What went wrong in a very promising, fast growing anti-obesity where they had leadership with Eli Lilly (LLY)?

  1. Production woes, which led to the US government allowing emergency supplies of generics from compounders.
  2. Solid competition from Lilly.
  3. Generics took away a large portion of the market, even with less efficacy.
  4. Government pressure to keep a lid on prices. (All over the world, not just the US)

Novo Nordisk's Valuation

The valuation is looking interesting at 10x earnings and 3.5x sales, and the market cap of Novo has shrunk to just $158Bn. However, bear in mind, in 2026 earnings and sales are expected to decline 8% and 10% respectively, before resuming single-digit growth from 2027. But forecasts have been continuously wrong in the past two years, so investors are right in having misgivings.

Can it improve and what did Lilly do right?
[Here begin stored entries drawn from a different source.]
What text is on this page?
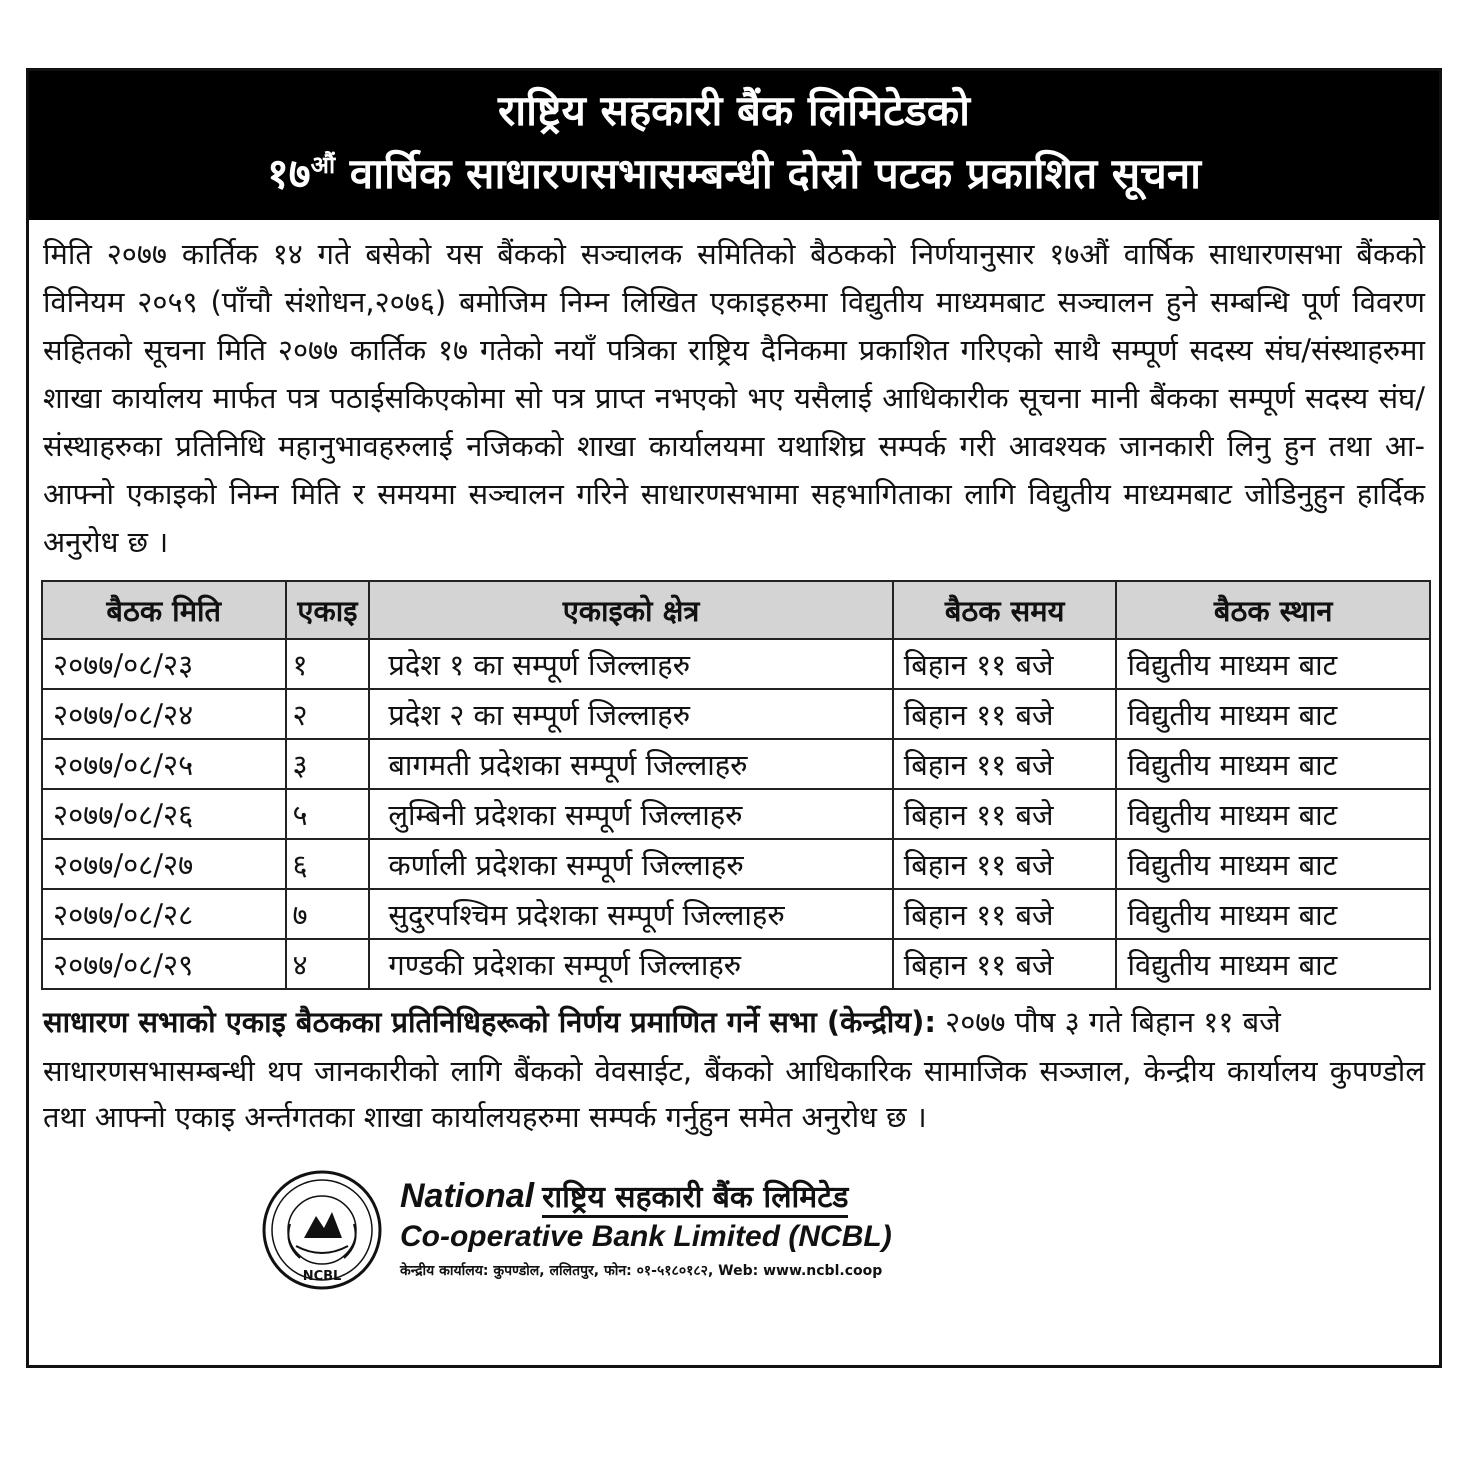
राष्ट्रिय सहकारी बैंक लिमिटेडको
$१७^{औं}$ वार्षिक साधारणसभासम्बन्धी दोस्रो पटक प्रकाशित सूचना
मिति २०७७ कार्तिक १४ गते बसेको यस बैंकको सञ्चालक समितिको बैठकको निर्णयानुसार १७औं वार्षिक साधारणसभा बैंकको विनियम २०५९ (पाँचौ संशोधन,२०७६) बमोजिम निम्न लिखित एकाइहरुमा विद्युतीय माध्यमबाट सञ्चालन हुने सम्बन्धि पूर्ण विवरण सहितको सूचना मिति २०७७ कार्तिक १७ गतेको नयाँ पत्रिका राष्ट्रिय दैनिकमा प्रकाशित गरिएको साथै सम्पूर्ण सदस्य संघ/संस्थाहरुमा शाखा कार्यालय मार्फत पत्र पठाईसकिएकोमा सो पत्र प्राप्त नभएको भए यसैलाई आधिकारीक सूचना मानी बैंकका सम्पूर्ण सदस्य संघ/संस्थाहरुका प्रतिनिधि महानुभावहरुलाई नजिकको शाखा कार्यालयमा यथाशिघ्र सम्पर्क गरी आवश्यक जानकारी लिनु हुन तथा आ-आफ्नो एकाइको निम्न मिति र समयमा सञ्चालन गरिने साधारणसभामा सहभागिताका लागि विद्युतीय माध्यमबाट जोडिनुहुन हार्दिक अनुरोध छ ।
बैठक मिति	एकाइ	एकाइको क्षेत्र	बैठक समय	बैठक स्थान
२०७७/०८/२३	१	प्रदेश १ का सम्पूर्ण जिल्लाहरु	बिहान ११ बजे	विद्युतीय माध्यम बाट
२०७७/०८/२४	२	प्रदेश २ का सम्पूर्ण जिल्लाहरु	बिहान ११ बजे	विद्युतीय माध्यम बाट
२०७७/०८/२५	३	बागमती प्रदेशका सम्पूर्ण जिल्लाहरु	बिहान ११ बजे	विद्युतीय माध्यम बाट
२०७७/०८/२६	५	लुम्बिनी प्रदेशका सम्पूर्ण जिल्लाहरु	बिहान ११ बजे	विद्युतीय माध्यम बाट
२०७७/०८/२७	६	कर्णाली प्रदेशका सम्पूर्ण जिल्लाहरु	बिहान ११ बजे	विद्युतीय माध्यम बाट
२०७७/०८/२८	७	सुदुरपश्चिम प्रदेशका सम्पूर्ण जिल्लाहरु	बिहान ११ बजे	विद्युतीय माध्यम बाट
२०७७/०८/२९	४	गण्डकी प्रदेशका सम्पूर्ण जिल्लाहरु	बिहान ११ बजे	विद्युतीय माध्यम बाट
साधारण सभाको एकाइ बैठकका प्रतिनिधिहरूको निर्णय प्रमाणित गर्ने सभा (केन्द्रीय): २०७७ पौष ३ गते बिहान ११ बजे
साधारणसभासम्बन्धी थप जानकारीको लागि बैंकको वेवसाईट, बैंकको आधिकारिक सामाजिक सञ्जाल, केन्द्रीय कार्यालय कुपण्डोल तथा आफ्नो एकाइ अर्न्तगतका शाखा कार्यालयहरुमा सम्पर्क गर्नुहुन समेत अनुरोध छ ।
NCBL
National राष्ट्रिय सहकारी बैंक लिमिटेड
Co-operative Bank Limited (NCBL)
केन्द्रीय कार्यालय: कुपण्डोल, ललितपुर, फोन: ०१-५१८०१८२, Web: www.ncbl.coop
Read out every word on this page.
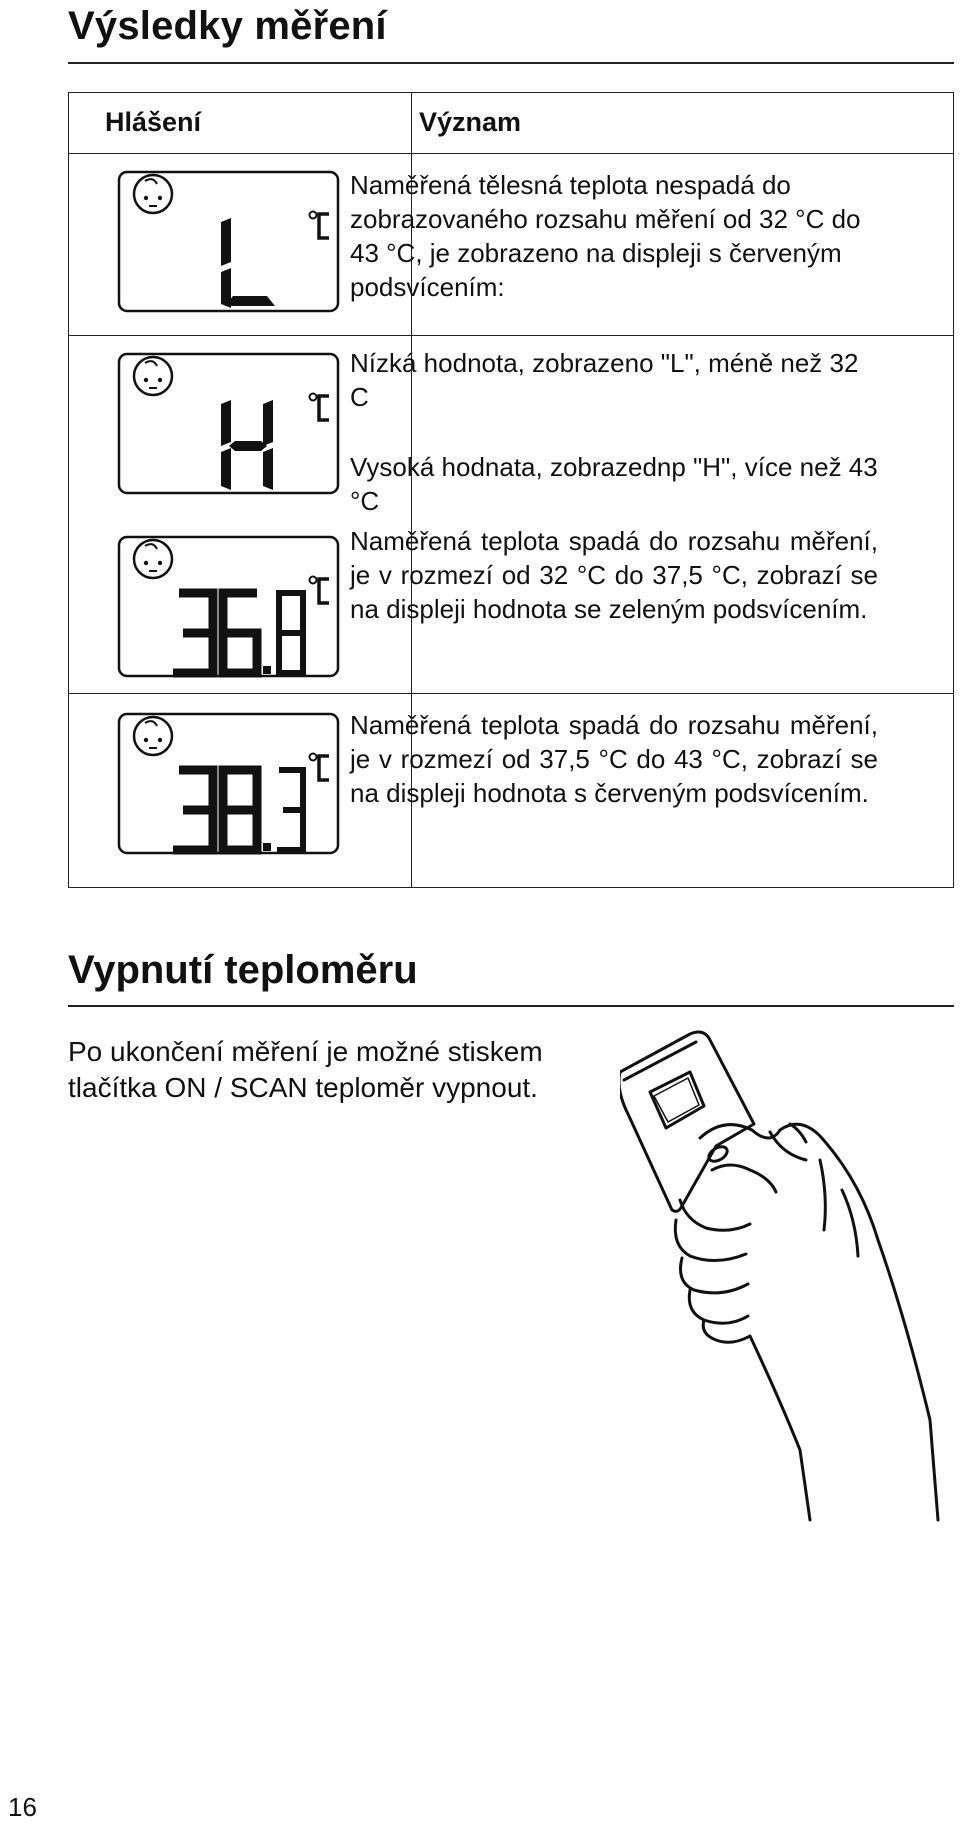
Výsledky měření
Hlášení	Význam
Naměřená tělesná teplota nespadá do zobrazovaného rozsahu měření od 32 °C do 43 °C, je zobrazeno na displeji s červeným podsvícením:
Nízká hodnota, zobrazeno "L", méně než 32 C
Vysoká hodnata, zobrazednp "H", více než 43 °C
Naměřená teplota spadá do rozsahu měření, je v rozmezí od 32 °C do 37,5 °C, zobrazí se na displeji hodnota se zeleným podsvícením.
Naměřená teplota spadá do rozsahu měření, je v rozmezí od 37,5 °C do 43 °C, zobrazí se na displeji hodnota s červeným podsvícením.
Vypnutí teploměru
Po ukončení měření je možné stiskem tlačítka ON / SCAN teploměr vypnout.
16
For starters, the obesity market is still expected to grow 15-20% annually for the next 5 years, vastly untapped potential, so Novo will benefit, but because now supply is normalizing, prices will come down. Lilly executed much better and took advantage of good pricing even with pressure from generic compounders, where patients were willing to pay out of pocket.

This is also becoming a subscription monthly model, which is good and recurring but less profitable 

Lilly was also better than Novo in cracking down on compounding loopholes, and abuses - for example, a compounder could sell you a generic version if the dosage was customized for specific patients, or if the patient had an allergy to a certain ingredient.

I believe these crackdowns will get better, but for the most part Novo has missed the cream. We are now seeing a transition into a normalized phase, where volumes will continue to grow as we get more pills and fewer injections. Wegovy (Novo) has been faster than Lilly in oral doses, Lilly’s approval is expected in May 2026.

I think going forward, pricing, access (like insurance coverage), and go-to-market execution will be key for success.

Buy or hold Novo Nordisk (NVO) :

The price is attractive for sure, but my expectations are also low, 8-10% return a year, but the dividend yield at 5% is also a big plus. One can buy in installments, I don’t expect much traction in 2026. Lilly is overpriced.